Malgré cette dernière phrase, nul élan créateur ou mobilisateur dans ce billet de Vinvin — pourtant pas le premier des aigris : « Le pays est au bord du burn out et à la fin de cet article, je ne sais toujours pas ce que je peux faire. Cercle vicieux et vertigineux. Ce qui me fait peur, c’est ma propre résignation et cette colère stérile qui ne fait qu’engendrer de la colère stérile. »
Vinvin est désabusé, il ne sait pas quoi faire, il ne sait plus quoi faire. Il chute alors sur une question : « À quel moment la somme de ces colères pourra-t-elle produire un son commun, un premier pas vers une remise au goût du jour de notre dignité? ».
Les institutions ne décident plus du sens collectif de nos vies
Ce texte met des mots, justes, sur l’écoeurement ressenti par une majorité de Français. Mais, malgré toute la modernité que peut représenter Vinvin (alias Cyrille de Lasteyrie, un des premiers blogueurs « influents » de France), il me semble révélateur d’une pensée encore très, trop, marquée par le passé : Vinvin s’exprime comme si les responsables politiques, les institutions, étaient encore les décideurs du sens collectif de nos vies.
Or les institutions ont failli. Au 21ème siècle, le sens ne se crée pas d’en haut pour se diffuser vers le bas : fini le top-down, place à l’empowerment individuel ! C’est à chacun d’entre nous, à son niveau, de créer du sens, son sens. C’est à chacun d’entre nous de s’investir, à son échelle, locale, dans ce qui fait sens pour lui.

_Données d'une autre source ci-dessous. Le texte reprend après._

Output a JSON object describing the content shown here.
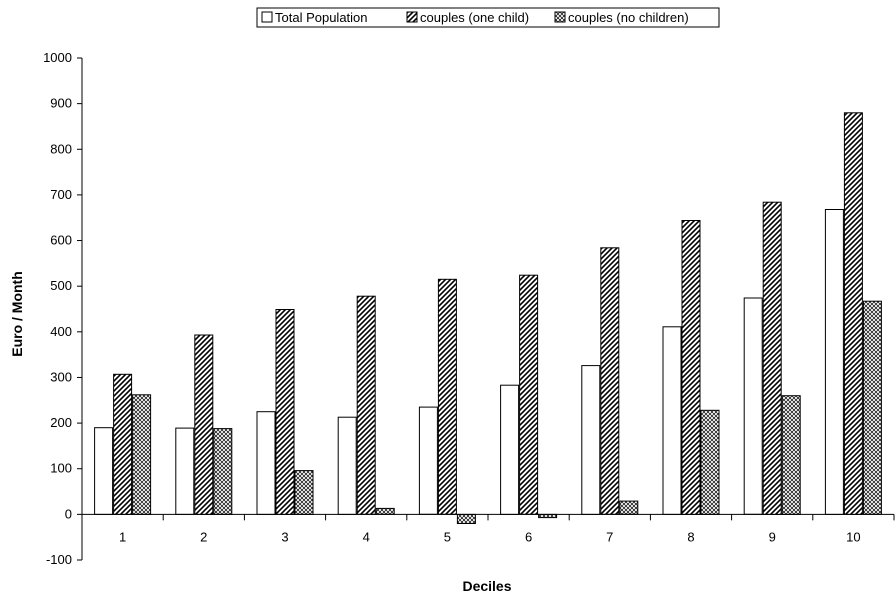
{
  "chart_data": {
    "type": "bar",
    "title": "",
    "xlabel": "Deciles",
    "ylabel": "Euro / Month",
    "categories": [
      "1",
      "2",
      "3",
      "4",
      "5",
      "6",
      "7",
      "8",
      "9",
      "10"
    ],
    "series": [
      {
        "name": "Total Population",
        "values": [
          190,
          189,
          225,
          213,
          235,
          283,
          326,
          411,
          474,
          668
        ]
      },
      {
        "name": "couples (one child)",
        "values": [
          307,
          393,
          449,
          478,
          515,
          524,
          584,
          644,
          684,
          880
        ]
      },
      {
        "name": "couples (no children)",
        "values": [
          262,
          188,
          96,
          13,
          -20,
          -7,
          29,
          228,
          260,
          467
        ]
      }
    ],
    "ylim": [
      -100,
      1000
    ],
    "yticks": [
      "-100",
      "0",
      "100",
      "200",
      "300",
      "400",
      "500",
      "600",
      "700",
      "800",
      "900",
      "1000"
    ],
    "grid": false,
    "legend": "top-right"
  }
}
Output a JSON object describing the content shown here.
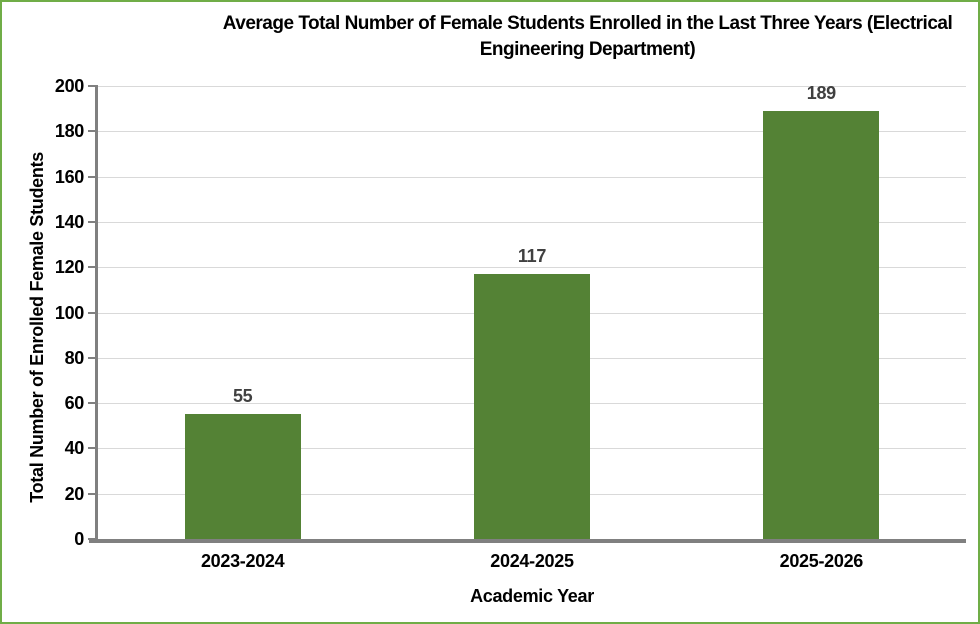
{
  "frame": {
    "border_color": "#70AD47",
    "background_color": "#FFFFFF"
  },
  "title_lines": [
    "Average Total Number of Female Students Enrolled in the Last Three Years (Electrical",
    "Engineering Department)"
  ],
  "chart_data": {
    "type": "bar",
    "title": "Average Total Number of Female Students Enrolled in the Last Three Years (Electrical Engineering Department)",
    "categories": [
      "2023-2024",
      "2024-2025",
      "2025-2026"
    ],
    "values": [
      55,
      117,
      189
    ],
    "xlabel": "Academic Year",
    "ylabel": "Total Number of Enrolled Female Students",
    "ylim": [
      0,
      200
    ],
    "ytick_step": 20,
    "yticks": [
      0,
      20,
      40,
      60,
      80,
      100,
      120,
      140,
      160,
      180,
      200
    ],
    "grid": true,
    "legend_position": "none",
    "bar_color": "#548235",
    "data_label_color": "#404040",
    "axis_line_color": "#808080",
    "gridline_color": "#D9D9D9",
    "text_color": "#000000"
  }
}
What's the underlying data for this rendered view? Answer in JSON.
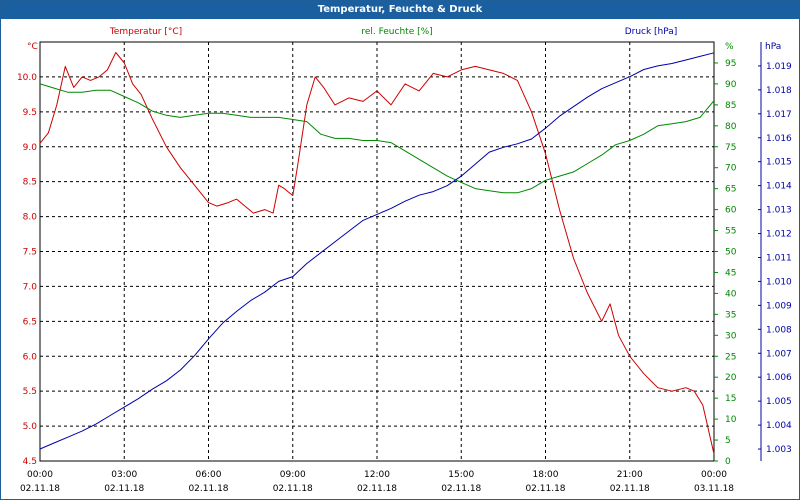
{
  "window": {
    "title": "Temperatur, Feuchte & Druck"
  },
  "colors": {
    "temperature": "#cc0000",
    "humidity": "#008800",
    "pressure": "#0000aa",
    "grid": "#000000",
    "frame": "#1a5f9f"
  },
  "chart_data": {
    "type": "line",
    "title": "Temperatur, Feuchte & Druck",
    "x_ticks": [
      {
        "time": "00:00",
        "date": "02.11.18",
        "h": 0
      },
      {
        "time": "03:00",
        "date": "02.11.18",
        "h": 3
      },
      {
        "time": "06:00",
        "date": "02.11.18",
        "h": 6
      },
      {
        "time": "09:00",
        "date": "02.11.18",
        "h": 9
      },
      {
        "time": "12:00",
        "date": "02.11.18",
        "h": 12
      },
      {
        "time": "15:00",
        "date": "02.11.18",
        "h": 15
      },
      {
        "time": "18:00",
        "date": "02.11.18",
        "h": 18
      },
      {
        "time": "21:00",
        "date": "02.11.18",
        "h": 21
      },
      {
        "time": "00:00",
        "date": "03.11.18",
        "h": 24
      }
    ],
    "x_range_hours": [
      0,
      24
    ],
    "axes": {
      "temperature": {
        "legend": "Temperatur [°C]",
        "unit": "°C",
        "range": [
          4.5,
          10.5
        ],
        "ticks": [
          "4.5",
          "5.0",
          "5.5",
          "6.0",
          "6.5",
          "7.0",
          "7.5",
          "8.0",
          "8.5",
          "9.0",
          "9.5",
          "10.0"
        ]
      },
      "humidity": {
        "legend": "rel. Feuchte [%]",
        "unit": "%",
        "range": [
          0,
          100
        ],
        "ticks": [
          "0",
          "5",
          "10",
          "15",
          "20",
          "25",
          "30",
          "35",
          "40",
          "45",
          "50",
          "55",
          "60",
          "65",
          "70",
          "75",
          "80",
          "85",
          "90",
          "95"
        ]
      },
      "pressure": {
        "legend": "Druck [hPa]",
        "unit": "hPa",
        "range": [
          1002.5,
          1020.0
        ],
        "ticks": [
          "1.003",
          "1.004",
          "1.005",
          "1.006",
          "1.007",
          "1.008",
          "1.009",
          "1.010",
          "1.011",
          "1.012",
          "1.013",
          "1.014",
          "1.015",
          "1.016",
          "1.017",
          "1.018",
          "1.019"
        ]
      }
    },
    "series": [
      {
        "name": "Temperatur [°C]",
        "axis": "temperature",
        "points": [
          [
            0,
            9.05
          ],
          [
            0.3,
            9.2
          ],
          [
            0.6,
            9.6
          ],
          [
            0.9,
            10.15
          ],
          [
            1.2,
            9.85
          ],
          [
            1.5,
            10.0
          ],
          [
            1.8,
            9.95
          ],
          [
            2.1,
            10.0
          ],
          [
            2.4,
            10.1
          ],
          [
            2.7,
            10.35
          ],
          [
            3.0,
            10.2
          ],
          [
            3.3,
            9.9
          ],
          [
            3.6,
            9.75
          ],
          [
            4.0,
            9.4
          ],
          [
            4.5,
            9.0
          ],
          [
            5.0,
            8.7
          ],
          [
            5.5,
            8.45
          ],
          [
            6.0,
            8.2
          ],
          [
            6.3,
            8.15
          ],
          [
            6.7,
            8.2
          ],
          [
            7.0,
            8.25
          ],
          [
            7.3,
            8.15
          ],
          [
            7.6,
            8.05
          ],
          [
            8.0,
            8.1
          ],
          [
            8.3,
            8.05
          ],
          [
            8.5,
            8.45
          ],
          [
            8.7,
            8.4
          ],
          [
            9.0,
            8.3
          ],
          [
            9.2,
            8.8
          ],
          [
            9.5,
            9.6
          ],
          [
            9.8,
            10.0
          ],
          [
            10.1,
            9.85
          ],
          [
            10.5,
            9.6
          ],
          [
            11.0,
            9.7
          ],
          [
            11.5,
            9.65
          ],
          [
            12.0,
            9.8
          ],
          [
            12.5,
            9.6
          ],
          [
            13.0,
            9.9
          ],
          [
            13.5,
            9.8
          ],
          [
            14.0,
            10.05
          ],
          [
            14.5,
            10.0
          ],
          [
            15.0,
            10.1
          ],
          [
            15.5,
            10.15
          ],
          [
            16.0,
            10.1
          ],
          [
            16.5,
            10.05
          ],
          [
            17.0,
            9.95
          ],
          [
            17.5,
            9.5
          ],
          [
            18.0,
            8.9
          ],
          [
            18.5,
            8.1
          ],
          [
            19.0,
            7.4
          ],
          [
            19.5,
            6.9
          ],
          [
            20.0,
            6.5
          ],
          [
            20.3,
            6.75
          ],
          [
            20.6,
            6.3
          ],
          [
            21.0,
            6.0
          ],
          [
            21.5,
            5.75
          ],
          [
            22.0,
            5.55
          ],
          [
            22.5,
            5.5
          ],
          [
            23.0,
            5.55
          ],
          [
            23.3,
            5.5
          ],
          [
            23.6,
            5.3
          ],
          [
            24.0,
            4.6
          ]
        ]
      },
      {
        "name": "rel. Feuchte [%]",
        "axis": "humidity",
        "points": [
          [
            0,
            90
          ],
          [
            0.5,
            89
          ],
          [
            1.0,
            88
          ],
          [
            1.5,
            88
          ],
          [
            2.0,
            88.5
          ],
          [
            2.5,
            88.5
          ],
          [
            3.0,
            87
          ],
          [
            3.5,
            85.5
          ],
          [
            4.0,
            83.5
          ],
          [
            4.5,
            82.5
          ],
          [
            5.0,
            82
          ],
          [
            5.5,
            82.5
          ],
          [
            6.0,
            83
          ],
          [
            6.5,
            83
          ],
          [
            7.0,
            82.5
          ],
          [
            7.5,
            82
          ],
          [
            8.0,
            82
          ],
          [
            8.5,
            82
          ],
          [
            9.0,
            81.5
          ],
          [
            9.5,
            81
          ],
          [
            10.0,
            78
          ],
          [
            10.5,
            77
          ],
          [
            11.0,
            77
          ],
          [
            11.5,
            76.5
          ],
          [
            12.0,
            76.5
          ],
          [
            12.5,
            76
          ],
          [
            13.0,
            74
          ],
          [
            13.5,
            72
          ],
          [
            14.0,
            70
          ],
          [
            14.5,
            68
          ],
          [
            15.0,
            66.5
          ],
          [
            15.5,
            65
          ],
          [
            16.0,
            64.5
          ],
          [
            16.5,
            64
          ],
          [
            17.0,
            64
          ],
          [
            17.5,
            65
          ],
          [
            18.0,
            67
          ],
          [
            18.5,
            68
          ],
          [
            19.0,
            69
          ],
          [
            19.5,
            71
          ],
          [
            20.0,
            73
          ],
          [
            20.5,
            75.5
          ],
          [
            21.0,
            76.5
          ],
          [
            21.5,
            78
          ],
          [
            22.0,
            80
          ],
          [
            22.5,
            80.5
          ],
          [
            23.0,
            81
          ],
          [
            23.5,
            82
          ],
          [
            24.0,
            86
          ]
        ]
      },
      {
        "name": "Druck [hPa]",
        "axis": "pressure",
        "points": [
          [
            0,
            1003.0
          ],
          [
            0.5,
            1003.25
          ],
          [
            1.0,
            1003.5
          ],
          [
            1.5,
            1003.75
          ],
          [
            2.0,
            1004.05
          ],
          [
            2.5,
            1004.4
          ],
          [
            3.0,
            1004.75
          ],
          [
            3.5,
            1005.1
          ],
          [
            4.0,
            1005.5
          ],
          [
            4.5,
            1005.85
          ],
          [
            5.0,
            1006.3
          ],
          [
            5.5,
            1006.9
          ],
          [
            6.0,
            1007.6
          ],
          [
            6.5,
            1008.25
          ],
          [
            7.0,
            1008.75
          ],
          [
            7.5,
            1009.2
          ],
          [
            8.0,
            1009.55
          ],
          [
            8.5,
            1010.0
          ],
          [
            9.0,
            1010.2
          ],
          [
            9.5,
            1010.75
          ],
          [
            10.0,
            1011.2
          ],
          [
            10.5,
            1011.65
          ],
          [
            11.0,
            1012.1
          ],
          [
            11.5,
            1012.55
          ],
          [
            12.0,
            1012.8
          ],
          [
            12.5,
            1013.05
          ],
          [
            13.0,
            1013.35
          ],
          [
            13.5,
            1013.6
          ],
          [
            14.0,
            1013.75
          ],
          [
            14.5,
            1014.0
          ],
          [
            15.0,
            1014.4
          ],
          [
            15.5,
            1014.9
          ],
          [
            16.0,
            1015.4
          ],
          [
            16.5,
            1015.6
          ],
          [
            17.0,
            1015.75
          ],
          [
            17.5,
            1015.95
          ],
          [
            18.0,
            1016.4
          ],
          [
            18.5,
            1016.9
          ],
          [
            19.0,
            1017.3
          ],
          [
            19.5,
            1017.7
          ],
          [
            20.0,
            1018.05
          ],
          [
            20.5,
            1018.3
          ],
          [
            21.0,
            1018.55
          ],
          [
            21.5,
            1018.85
          ],
          [
            22.0,
            1019.0
          ],
          [
            22.5,
            1019.1
          ],
          [
            23.0,
            1019.25
          ],
          [
            23.5,
            1019.4
          ],
          [
            24.0,
            1019.55
          ]
        ]
      }
    ]
  }
}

Solutions locales, sens global
Nous vivons dans un monde extrêmement complexe, où chacun d’entre nous dispose d’à peu près 5% d’influence sur sa propre situation. Au lieu d’attendre que les « décideurs » choisissent — ou pas — pour nous, saisissons-nous de ces 5%, embrassons-les ! C’est de l’agrégation de toutes les micro-initiatives locales que naîtra un sens global, que naîtront des sens globaux. Aujourd’hui, le célèbre adage « Think global, act local » se renverse : dans un monde aussi complexe que le nôtre c’est de l’action locale, portée par des valeurs que l’on veut universelles, que naîtra le sens global.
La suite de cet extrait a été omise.